Açılış şarkısı “Yaşıyorum Sil Baştan” bir varmış bir yokmuş diye giriyor. Hikaye anlatmaya başlamak için güzel bir giriş. Ari’ye çok benzeyen birinin kendi hayatıyla hesaplaşmasına tanık oluyoruz. Bence albümün en kişisel şarkısı bu olabilir. Romantik gitarların ve arpejlerin şarkısı “Salaksın”da zıtlık bir üslup olarak kullanılmış. Karşılaştırmak gibi olmasın, bana “Magnetic Fields” şarkılarını hatırlattı. Albümün tamamı öznellik ile memleket gündeminin o öznellikteki yansımaları arasında gidip geliyor. Ari’nin şarkıları kişisel olduğu ölçüde eleştirel oluyor. Sanırım bu kişiselden genele bakış, aynı zamanda sizi dokunulmaz da yapıyor. Ayrıca sözünüzü slogan atmadan söylediğinizde daha fazla dinleniyor.
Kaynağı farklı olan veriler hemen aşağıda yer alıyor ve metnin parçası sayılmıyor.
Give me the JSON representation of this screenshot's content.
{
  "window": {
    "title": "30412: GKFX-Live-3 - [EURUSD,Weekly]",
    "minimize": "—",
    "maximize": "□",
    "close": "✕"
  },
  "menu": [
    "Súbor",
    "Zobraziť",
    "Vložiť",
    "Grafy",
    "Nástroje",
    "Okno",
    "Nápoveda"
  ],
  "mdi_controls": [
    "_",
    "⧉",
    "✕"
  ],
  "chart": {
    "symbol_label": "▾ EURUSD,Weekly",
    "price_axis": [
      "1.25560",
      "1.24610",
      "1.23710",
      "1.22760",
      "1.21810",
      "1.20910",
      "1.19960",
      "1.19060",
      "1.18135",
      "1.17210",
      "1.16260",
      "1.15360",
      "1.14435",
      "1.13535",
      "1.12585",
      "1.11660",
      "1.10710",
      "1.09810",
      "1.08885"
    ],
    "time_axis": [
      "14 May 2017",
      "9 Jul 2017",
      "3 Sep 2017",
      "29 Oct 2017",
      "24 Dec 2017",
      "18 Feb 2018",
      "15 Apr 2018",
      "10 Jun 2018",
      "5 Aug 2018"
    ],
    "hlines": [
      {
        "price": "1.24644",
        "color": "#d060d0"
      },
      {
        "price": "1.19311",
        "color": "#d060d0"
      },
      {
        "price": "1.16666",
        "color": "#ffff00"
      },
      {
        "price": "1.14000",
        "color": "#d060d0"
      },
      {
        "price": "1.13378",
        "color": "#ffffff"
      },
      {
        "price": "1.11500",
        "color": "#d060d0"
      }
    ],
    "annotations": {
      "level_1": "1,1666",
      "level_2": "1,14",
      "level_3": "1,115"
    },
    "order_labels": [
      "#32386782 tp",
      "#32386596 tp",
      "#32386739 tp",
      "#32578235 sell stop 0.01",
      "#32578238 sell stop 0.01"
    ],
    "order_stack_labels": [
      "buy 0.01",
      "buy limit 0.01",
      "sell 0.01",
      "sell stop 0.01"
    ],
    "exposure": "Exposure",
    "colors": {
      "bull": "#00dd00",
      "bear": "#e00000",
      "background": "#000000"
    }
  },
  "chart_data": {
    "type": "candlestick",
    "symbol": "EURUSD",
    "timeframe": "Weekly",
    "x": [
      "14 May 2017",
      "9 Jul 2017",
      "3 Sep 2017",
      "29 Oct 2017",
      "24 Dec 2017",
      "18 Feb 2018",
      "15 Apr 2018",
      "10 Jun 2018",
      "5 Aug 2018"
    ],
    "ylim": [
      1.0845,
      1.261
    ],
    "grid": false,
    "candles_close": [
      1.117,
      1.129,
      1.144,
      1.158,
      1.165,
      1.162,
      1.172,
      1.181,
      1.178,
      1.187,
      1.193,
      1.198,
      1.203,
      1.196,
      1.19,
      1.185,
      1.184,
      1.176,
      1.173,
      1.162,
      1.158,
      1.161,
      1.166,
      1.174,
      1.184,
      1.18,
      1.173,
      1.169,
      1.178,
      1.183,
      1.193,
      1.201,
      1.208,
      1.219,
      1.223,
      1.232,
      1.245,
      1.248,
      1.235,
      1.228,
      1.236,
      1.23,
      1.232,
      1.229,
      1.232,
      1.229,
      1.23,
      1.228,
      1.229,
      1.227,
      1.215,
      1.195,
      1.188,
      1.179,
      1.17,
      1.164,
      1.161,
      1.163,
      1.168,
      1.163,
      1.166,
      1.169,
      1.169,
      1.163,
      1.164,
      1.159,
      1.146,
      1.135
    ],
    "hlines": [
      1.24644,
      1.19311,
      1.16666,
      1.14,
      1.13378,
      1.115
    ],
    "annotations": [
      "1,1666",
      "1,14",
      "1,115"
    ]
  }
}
“Gavurlar” cesur bir şarkı. Bir Anadolu pop melodisi havasıyla başlıyor. Sonra lafını esirgemiyor Ari. “Yalan”, “Günebakan”daki bir Yeni Türkü şarkısı veya bir Özdemir Erdoğan klasiği gibi. Burası yazının başında tarif ettiğim tipte blues albümü anlayışına en uzak duran yer.
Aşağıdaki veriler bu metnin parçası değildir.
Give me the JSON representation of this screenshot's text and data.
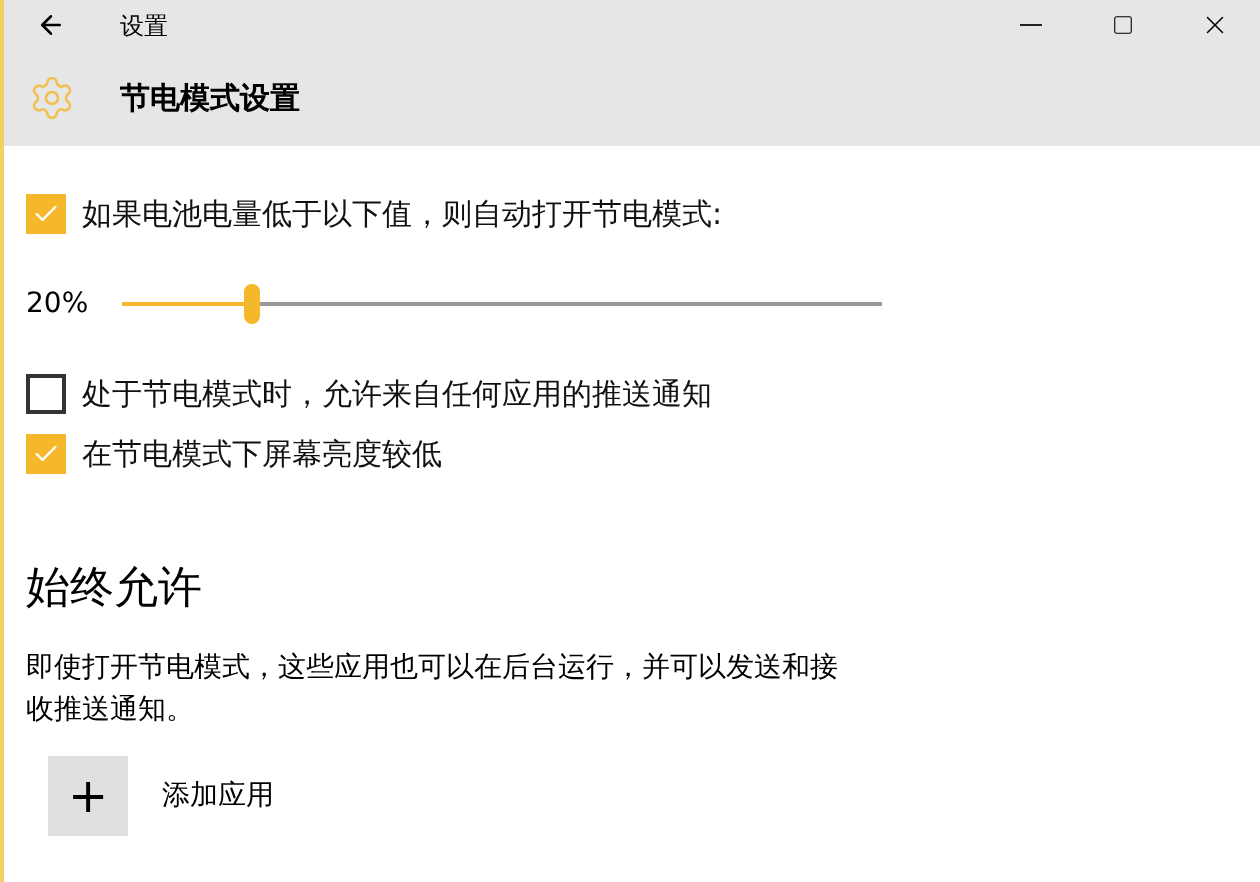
{
  "window": {
    "title": "设置"
  },
  "page": {
    "title": "节电模式设置"
  },
  "options": [
    {
      "kind": "checkbox",
      "label": "如果电池电量低于以下值，则自动打开节电模式:",
      "checked": true
    },
    {
      "kind": "slider",
      "reading": "20%",
      "level": 0.17
    },
    {
      "kind": "checkbox",
      "label": "处于节电模式时，允许来自任何应用的推送通知",
      "checked": false
    },
    {
      "kind": "checkbox",
      "label": "在节电模式下屏幕亮度较低",
      "checked": true
    }
  ],
  "always_allow": {
    "heading": "始终允许",
    "description": "即使打开节电模式，这些应用也可以在后台运行，并可以发送和接收推送通知。",
    "add_button": {
      "icon": "+",
      "label": "添加应用"
    }
  }
}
Bir indie pop bestesi havasındaki “Beyni Yok”, tıpkı “Salaksın” gibi müzikle sözlerin zıtlığı üzerinde kendine bir mizahi yol açma peşinde. ‘70’lerin folk solistlerinin izinden giden “Nafile” son dönem yaşananlar üzerine yoğunlaşmış. “Egotango” albümün son şarkısı. Akustik havada duygusal bir balad bu.

Ari Barokas’ın ilk solo albümünü dinledikçe insanda uyanan duygu sözlerden ve anlatılan hikayelerden bağımsız olarak şu: Bu bir Eski Türkiye albümü. Eski Türkiye’nin güzel müzikal arka planını yaşatan, bazen bir gitar arpeji, bazen bir melodi, bazen baz ve davulun birlikte yaptığı bir köşeli hareketle kendini ele veren bir albüm. İntrolar, outrolar her şey çok tanıdık geliyor. Elbette bu
hissi yaşamak için önceden bu ülke nasıl bir yerdi, neler dinlenirdi, neler çalınırdı, neler konuşulurdu biraz bilmek lazım. Mesela ‘80’lerde radyolarda televizyonda çalan şarkılara aşina olmak, artık varolmayan mahalle plakçılarından yükselen melodileri duymuş olmak lazım. Dönemin isimlerine dair bir kulak dolgunluğu lazım.

Ari Barokas, yaşı gereği bu söylediklerime denk gelmiş kuşaktan. Kulağına çalınan müzikleri solo albümünde yeniden üretmesi doğaldır. Ve elbette Eski Türkiye’nin müziklerini hatırlarken Yeni Türkiye’den de lafını esirgemeyecekti.